We here present VarfromPDB, a bioinformatics tool to capture the genes and variants from the public databases including HPO, Orphanet, OMIM, ClinVar, UniProt and PubMed abstracts. VarfromPDB just takes the keyword(s) as input for a given genetic disorder. VarfromPDB considers the aliases of a disease and a gene, and integrate the phenotype-gene-variant relationships automatically. The process is implemented in an easy-to-use and fully documented R package that describes each step in detail.
The genes related to a genetic disorder are comprehensive and can be well captured from the public databases and PubMed abstracts. By analyses of the genes related to Joubert syndrome, we demonstrated that VarfromPDB can dig more comprehensive genes than DisGeNET and DISEASES databases. VarfromPDB captured not only all the 19 and 15 genes related to Joubert syndrome from DisGeNET and DISEASES, but also additional 15 Joubert syndrome related genes.
This approach is more efficient and accurate than the traditional strategy. It is time-consuming and error-prone using the traditional strategy, because there are too many reports to read to get the information of genotypes and phenotypes manually. In contrast, our approach is automated to mine the information from PubMed abstracts and public databases including HPO, Orphanet, OMIM, ClinVar and UniProt.
However, we also observed the genes related to a genetic disorder only in public databases may be incomplete. Two of the 36 Joubert syndrome related genes was missed in the public databases. One reason is the lag on updates. There may be almost several weeks, even months, and later than the time of the publication. The second reason is that many gene names are easily confusing. For example, MRI can be a gene symbol alias; meanwhile, it can represent a medical imaging technique ‘Magnetic resonance imaging’. It is a very big challenge to capture the genes from the abstracts, although we have a definite set of gene symbols and aliases from HGNC. Thus, we had to manually check the results carefully. Another reason is the issue on the variants. Although HGVS have provided the clear nomenclature recommendation for many years, some variants nomenclatures in the PubMed reports do not follow the recommendation, especially in the historical literature. Some variants were not mentioned in the abstracts for some reason, so mining for variants in the full text may be necessary in the future.
Note that Manual checking is the last but very important step in the process, especially for the information captured from PubMed abstracts considering the above challenges. We should pay more attention to the additional genes with the score less than 0.1, which are usually missed in the public databases.
Some variants in public databases may be submitted directly by certain organizations or labs and never reported in PubMed, so these variants may be missed from PubMed. Therefore, the information from either public databases or PubMed abstracts may be incomplete.
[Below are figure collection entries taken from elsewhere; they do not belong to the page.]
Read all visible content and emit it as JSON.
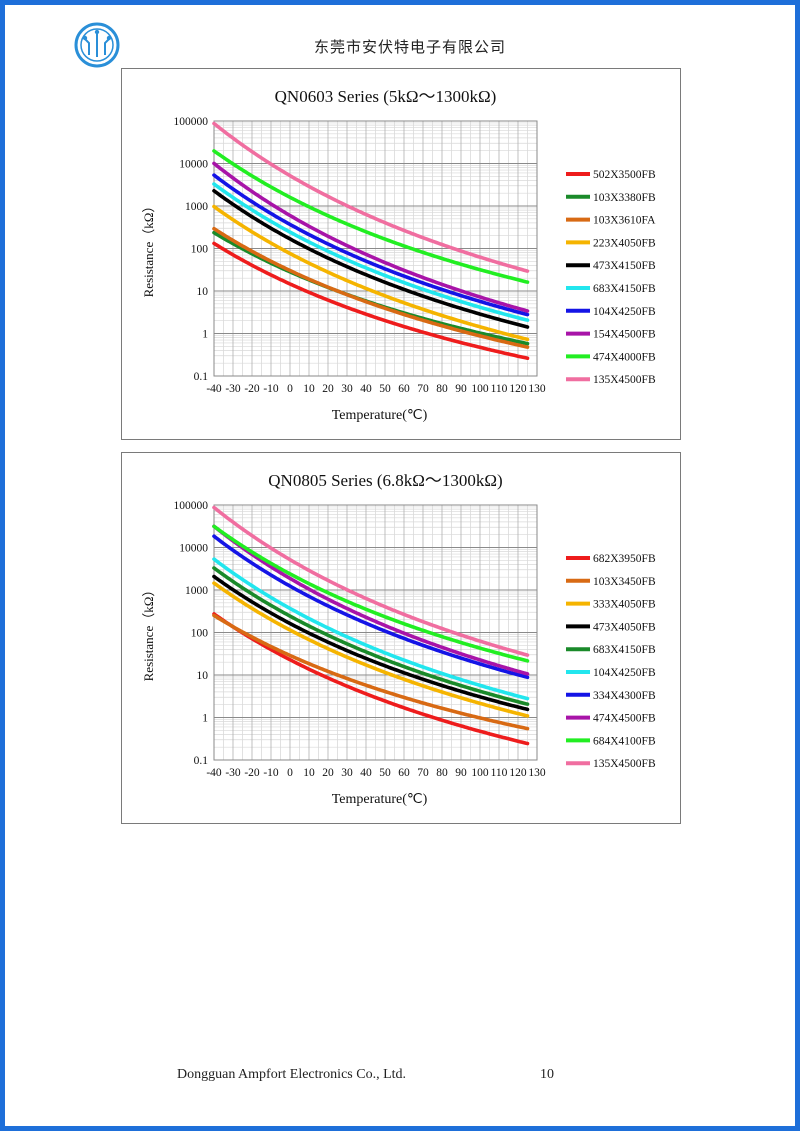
{
  "header": {
    "company": "东莞市安伏特电子有限公司"
  },
  "footer": {
    "company": "Dongguan Ampfort Electronics Co., Ltd.",
    "page_number": "10"
  },
  "chart_data": [
    {
      "type": "line",
      "title": "QN0603 Series (5kΩ～1300kΩ)",
      "xlabel": "Temperature(℃)",
      "ylabel": "Resistance（kΩ）",
      "y_scale": "log",
      "xlim": [
        -40,
        130
      ],
      "ylim": [
        0.1,
        100000
      ],
      "grid": true,
      "legend_position": "right",
      "x_ticks": [
        "-40",
        "-30",
        "-20",
        "-10",
        "0",
        "10",
        "20",
        "30",
        "40",
        "50",
        "60",
        "70",
        "80",
        "90",
        "100",
        "110",
        "120",
        "130"
      ],
      "y_ticks": [
        "100000",
        "10000",
        "1000",
        "100",
        "10",
        "1",
        "0.1"
      ],
      "series": [
        {
          "name": "502X3500FB",
          "r25": 5,
          "beta": 3500,
          "color": "#ee1c1c"
        },
        {
          "name": "103X3380FB",
          "r25": 10,
          "beta": 3380,
          "color": "#1a8a2a"
        },
        {
          "name": "103X3610FA",
          "r25": 10,
          "beta": 3610,
          "color": "#d86a14"
        },
        {
          "name": "223X4050FB",
          "r25": 22,
          "beta": 4050,
          "color": "#f5b400"
        },
        {
          "name": "473X4150FB",
          "r25": 47,
          "beta": 4150,
          "color": "#000000"
        },
        {
          "name": "683X4150FB",
          "r25": 68,
          "beta": 4150,
          "color": "#22e6ee"
        },
        {
          "name": "104X4250FB",
          "r25": 100,
          "beta": 4250,
          "color": "#1414e6"
        },
        {
          "name": "154X4500FB",
          "r25": 150,
          "beta": 4500,
          "color": "#a814a8"
        },
        {
          "name": "474X4000FB",
          "r25": 470,
          "beta": 4000,
          "color": "#22ee22"
        },
        {
          "name": "135X4500FB",
          "r25": 1300,
          "beta": 4500,
          "color": "#f06ea0"
        }
      ]
    },
    {
      "type": "line",
      "title": "QN0805 Series (6.8kΩ～1300kΩ)",
      "xlabel": "Temperature(℃)",
      "ylabel": "Resistance（kΩ）",
      "y_scale": "log",
      "xlim": [
        -40,
        130
      ],
      "ylim": [
        0.1,
        100000
      ],
      "grid": true,
      "legend_position": "right",
      "x_ticks": [
        "-40",
        "-30",
        "-20",
        "-10",
        "0",
        "10",
        "20",
        "30",
        "40",
        "50",
        "60",
        "70",
        "80",
        "90",
        "100",
        "110",
        "120",
        "130"
      ],
      "y_ticks": [
        "100000",
        "10000",
        "1000",
        "100",
        "10",
        "1",
        "0.1"
      ],
      "series": [
        {
          "name": "682X3950FB",
          "r25": 6.8,
          "beta": 3950,
          "color": "#ee1c1c"
        },
        {
          "name": "103X3450FB",
          "r25": 10,
          "beta": 3450,
          "color": "#d86a14"
        },
        {
          "name": "333X4050FB",
          "r25": 33,
          "beta": 4050,
          "color": "#f5b400"
        },
        {
          "name": "473X4050FB",
          "r25": 47,
          "beta": 4050,
          "color": "#000000"
        },
        {
          "name": "683X4150FB",
          "r25": 68,
          "beta": 4150,
          "color": "#1a8a2a"
        },
        {
          "name": "104X4250FB",
          "r25": 100,
          "beta": 4250,
          "color": "#22e6ee"
        },
        {
          "name": "334X4300FB",
          "r25": 330,
          "beta": 4300,
          "color": "#1414e6"
        },
        {
          "name": "474X4500FB",
          "r25": 470,
          "beta": 4500,
          "color": "#a814a8"
        },
        {
          "name": "684X4100FB",
          "r25": 680,
          "beta": 4100,
          "color": "#22ee22"
        },
        {
          "name": "135X4500FB",
          "r25": 1300,
          "beta": 4500,
          "color": "#f06ea0"
        }
      ]
    }
  ]
}
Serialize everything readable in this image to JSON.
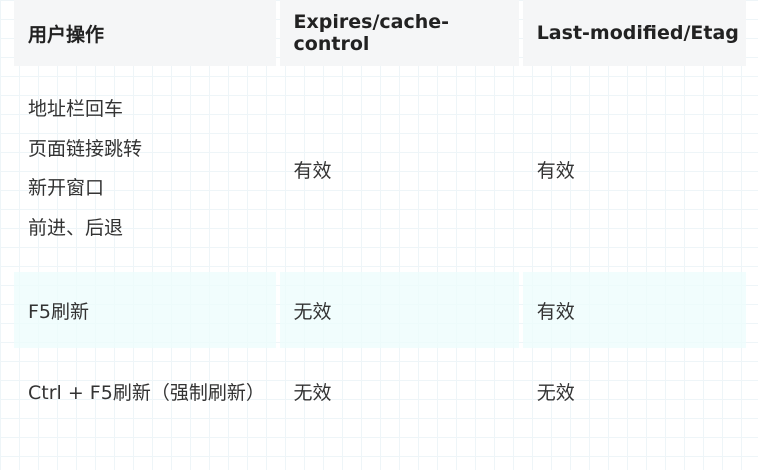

The recommended strategy is to combine the information from different sources.
VarfromPDB can well capture the genes and variants related to a genetic, especially Mendelian disorder, from public databases and literature from PubMed with comprehensive, efficient and automated. Therefore, VarfromPDB is valuable for genetic researchers and has great potential for facilitating the application of genetic testing in the precision medicine.
Note that the current version of VarfromPDB has two limitations to be addressed in future. One is the genetic heterogeneity in different global populations. We are trying to find or compile a dictionary of the region and population information to mine in PubMed. The second is the mining extent. We plan to perform text mining in the full articles rather than the abstracts. These limitations will all be addressed in the next few months. A friendly web-server for the pipeline has been developed, and will be public soon.